Toutes ces expériences m’ont enseignées qu’entre l’entraînement en salle et en extérieur il y a autant de différence qu’entre le fait de nager dans une piscine chauffée et dans la mer. Que vaut une salle climatisée, une atmosphère confinée et la dynamique d’un groupe soucieux de son petit confort face au aux conditions vivifiantes d’un parc exposé aux frimas ? N’oublions pas que les « créateurs »  des arts martiaux, qu’il s’agisse de paysans, de moines ou de guerriers, étaient le plus souvent des personnes humbles menant une vie simple et rude. D’aucun qualifieront peut-être cette fascination pour le froid de masochiste et sans doute l’associeront-ils à la quête délirante d’un dépassement absolu de soi-même ! Or là n’est pas mon propos et bien qu’il faille savoir raison garder, y compris lorsqu’il s’agit de l’entraînement, j’encourage néanmoins mes élèves à se mobiliser en toute occasion et à ne surtout pas laisser passer l’occasion d’aller pratiquer ne serait-ce qu’une vingtaine de minutes dans un parc blanchi par la neige, rendu glissant par le givre matinal ou simplement rafraîchi par la pluie. Toutes ces ambiances possèdent en effet comme un parfum d’authenticité. Les repères sont changés, les sensations s’affinent, l’esprit perçoit l’attitude correct ou le geste juste comme autant de récompenses à cette volonté d’être là. Aussi, percevoir ces instants comme une forme de torture serait une erreur, il s’agit plutôt de s’affranchir momentanément du confort de ces dojos tendance qui jurent avec la tradition. Trop de pratiquants confondent encore les arts martiaux avec une sorte de « fitness asiatique en salle » qui se traduit pour les uns par une forme « soft » ou « yin » aux accents « médico-énergétiques » et pour les autres par une forme « hard » ou « yang » axée sur le défoulement et la performance gestuelle.
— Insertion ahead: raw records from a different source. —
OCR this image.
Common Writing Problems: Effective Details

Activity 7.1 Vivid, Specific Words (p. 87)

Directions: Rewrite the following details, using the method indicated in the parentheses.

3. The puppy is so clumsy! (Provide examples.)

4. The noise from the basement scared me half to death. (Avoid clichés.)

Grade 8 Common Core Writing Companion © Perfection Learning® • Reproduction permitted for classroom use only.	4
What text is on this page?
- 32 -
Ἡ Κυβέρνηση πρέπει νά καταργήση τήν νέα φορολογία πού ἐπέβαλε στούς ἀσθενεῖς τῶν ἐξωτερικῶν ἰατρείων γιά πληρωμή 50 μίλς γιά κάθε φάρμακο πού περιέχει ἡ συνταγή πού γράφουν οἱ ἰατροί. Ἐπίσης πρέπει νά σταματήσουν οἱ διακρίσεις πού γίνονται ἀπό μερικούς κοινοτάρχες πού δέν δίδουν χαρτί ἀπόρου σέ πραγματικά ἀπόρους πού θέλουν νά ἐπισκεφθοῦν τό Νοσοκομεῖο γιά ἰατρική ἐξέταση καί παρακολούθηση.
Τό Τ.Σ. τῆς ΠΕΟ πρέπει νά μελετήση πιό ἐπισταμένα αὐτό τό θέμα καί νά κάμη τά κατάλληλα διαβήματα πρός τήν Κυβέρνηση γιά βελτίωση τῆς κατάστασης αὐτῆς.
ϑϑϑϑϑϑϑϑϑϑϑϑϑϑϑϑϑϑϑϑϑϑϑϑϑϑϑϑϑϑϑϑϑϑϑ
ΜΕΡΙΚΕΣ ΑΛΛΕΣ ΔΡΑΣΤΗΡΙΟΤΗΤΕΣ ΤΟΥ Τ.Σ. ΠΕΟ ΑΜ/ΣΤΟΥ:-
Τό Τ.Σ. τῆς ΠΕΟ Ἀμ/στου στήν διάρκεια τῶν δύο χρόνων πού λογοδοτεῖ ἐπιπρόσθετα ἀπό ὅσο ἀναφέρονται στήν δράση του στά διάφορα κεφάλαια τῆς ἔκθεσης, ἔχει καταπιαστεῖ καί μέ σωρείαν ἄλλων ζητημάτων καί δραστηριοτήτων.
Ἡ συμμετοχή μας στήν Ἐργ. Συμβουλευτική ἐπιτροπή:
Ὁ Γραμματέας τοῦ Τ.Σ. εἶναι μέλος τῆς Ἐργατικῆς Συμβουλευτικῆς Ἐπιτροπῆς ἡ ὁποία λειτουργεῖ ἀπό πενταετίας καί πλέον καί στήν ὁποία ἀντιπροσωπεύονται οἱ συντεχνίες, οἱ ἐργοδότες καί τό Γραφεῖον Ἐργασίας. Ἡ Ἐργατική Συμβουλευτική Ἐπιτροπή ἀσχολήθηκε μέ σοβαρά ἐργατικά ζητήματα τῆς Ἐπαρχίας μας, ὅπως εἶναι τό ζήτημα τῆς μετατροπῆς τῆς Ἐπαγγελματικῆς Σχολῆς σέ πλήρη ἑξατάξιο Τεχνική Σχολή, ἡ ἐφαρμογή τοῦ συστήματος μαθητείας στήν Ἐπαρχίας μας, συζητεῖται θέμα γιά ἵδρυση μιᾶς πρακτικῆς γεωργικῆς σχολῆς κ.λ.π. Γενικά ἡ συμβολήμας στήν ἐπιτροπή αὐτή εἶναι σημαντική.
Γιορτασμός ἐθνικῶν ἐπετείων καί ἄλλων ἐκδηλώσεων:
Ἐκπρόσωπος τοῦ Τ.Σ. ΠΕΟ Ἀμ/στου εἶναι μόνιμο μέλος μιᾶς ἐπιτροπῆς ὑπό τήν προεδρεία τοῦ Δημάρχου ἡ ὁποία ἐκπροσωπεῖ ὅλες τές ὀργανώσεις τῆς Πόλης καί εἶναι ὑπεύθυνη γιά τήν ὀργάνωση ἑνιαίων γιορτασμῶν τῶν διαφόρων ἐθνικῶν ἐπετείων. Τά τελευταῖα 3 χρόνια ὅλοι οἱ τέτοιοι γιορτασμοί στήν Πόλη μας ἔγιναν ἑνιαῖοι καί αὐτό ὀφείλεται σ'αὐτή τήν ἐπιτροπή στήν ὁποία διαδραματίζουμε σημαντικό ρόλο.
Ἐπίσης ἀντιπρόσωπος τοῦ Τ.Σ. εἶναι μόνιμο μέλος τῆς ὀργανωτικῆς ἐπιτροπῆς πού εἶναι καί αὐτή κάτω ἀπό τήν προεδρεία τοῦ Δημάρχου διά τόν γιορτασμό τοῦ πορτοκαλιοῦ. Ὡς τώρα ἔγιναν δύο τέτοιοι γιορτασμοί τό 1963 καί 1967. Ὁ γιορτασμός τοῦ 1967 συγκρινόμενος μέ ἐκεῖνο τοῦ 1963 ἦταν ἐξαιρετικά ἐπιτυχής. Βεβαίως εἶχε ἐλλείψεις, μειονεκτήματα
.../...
Misez sur votre sens de l’adaptation !

Par nature, les arts martiaux sont plus profonds puisqu’ils nous invitent à une expérience concrète du mouvement rendue possible par un cheminement intérieur qui peut conduire les plus assidus d’entre-nous à ressentir cette légitimité lumineuse qui éclaire le visage des grands maîtres. Cette authenticité et ce réalisme pédagogique, je l’ai retrouvé auprès des enseignants les plus honorables et je garde à l’esprit leurs recommandations précieuses pour affronter de la meilleure façon les pires conditions. D’abord, s’habiller intelligemment en respectant le principe des trois couches pour éviter d’être refroidi par sa propre transpiration. Ensuite, penser à s’hydrater convenablement bien que la soif soit moins préoccupante en hiver et enfin penser à s’alimenter en emportant avec soi une banane, quelques fruits secs, etc. S’agissant de la pratique, il est crucial de miser sur votre sens de l’adaptation. Car tout comme il est recommandé de manger les fruits et légumes de saisons, il est important de pratiquer les exercices en fonction du climat. En hiver, les muscles sont plus difficiles à chauffer, la dépense énergétique est plus forte et les repères changent avec la nuit qui tombe dès la fin de l’après-midi. On peut donc profiter du sol enneigé pour perfectionner ses déplacements lents ou rapides, privilégier la circulation de l’énergie et redynamiser l’énergie interne grâce aux mouvements circulaires qui réchauffent le corps ou bien sauter à la corde à plusieurs reprises pendant la séance pour rester disponible à la fois physiquement et mentalement.

Au final, ces escapades nous revitalisent, elles ont l’effet d’un test « grandeur nature » aux accents réalistes et sincères. Un bon moyen d’améliorer son éveil et sa qualité de présence pour apprécier plus encore l’enseignement de son école.